3D construction printing reached new heights this week as the world’s first 3D-printed medical center was completed in Thailand. Often associated with residential homebuilding, 3D construction printing (3DCP) is an industry innovation that aims to build homes faster, cheaper, and stronger.
The recently finished medical center in Saraburi, Thailand, spans 3,712 sf and is two stories tall—the first two story 3D-printed building in the ASEAN countries. The medical center was built by Siam Cement Group (SCG), the largest and the oldest cement and building material company in Thailand and Southeast Asia.
Building the world’s first 3D-printed medical center
Using a BOD2 3D concrete printer from COBOD, the medical center bears a familiar wavy-wall design often seen in many 3D-printed structures. This building was specifically designed to support seismic loads as well. Due to the method of 3DCP, SCG was able to build the center at an increased speed with less labor required compared to conventional building methods.

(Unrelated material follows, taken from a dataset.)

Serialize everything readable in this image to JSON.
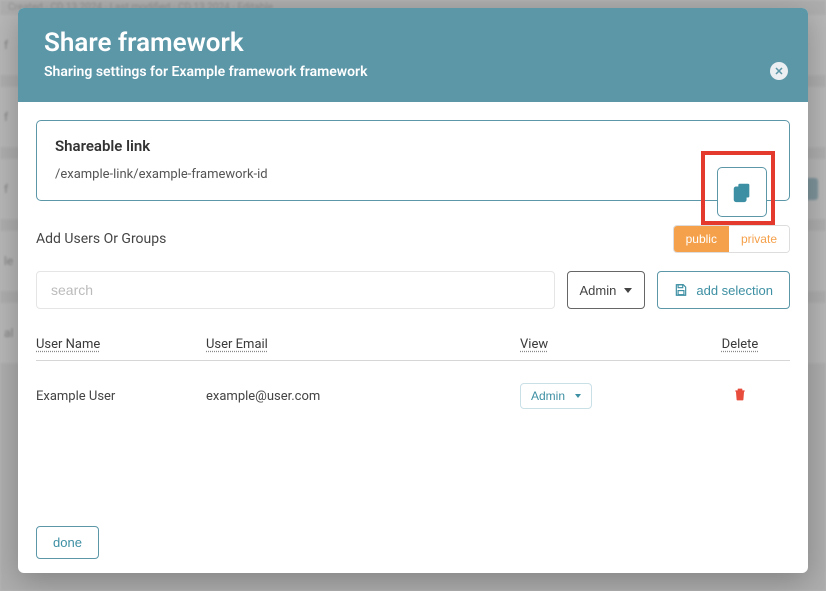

The success of the Saraburi medical center was supported by SCG’s collaborative studies with Thailand universities. Chalermwut Snguanyat, 3D Printing and Fabric Concrete Technology Director from SCG, notes that the design of the 3D-printed medical center was approved by a senior professional engineer, and the materials used were SCG printing mortars with strength classes of C75/80 and C30/35 for load-bearing and non-load-bearing walls, respectively.
According to SCG, the building’s freeform design stands out for “only being possible due to the use of 3D construction printing.”
As an official distributor of COBOD in Thailand, SCG aims to continue increasing construction efficiencies, improving design, and reducing the environmental footprint by generating less waste on the construction site.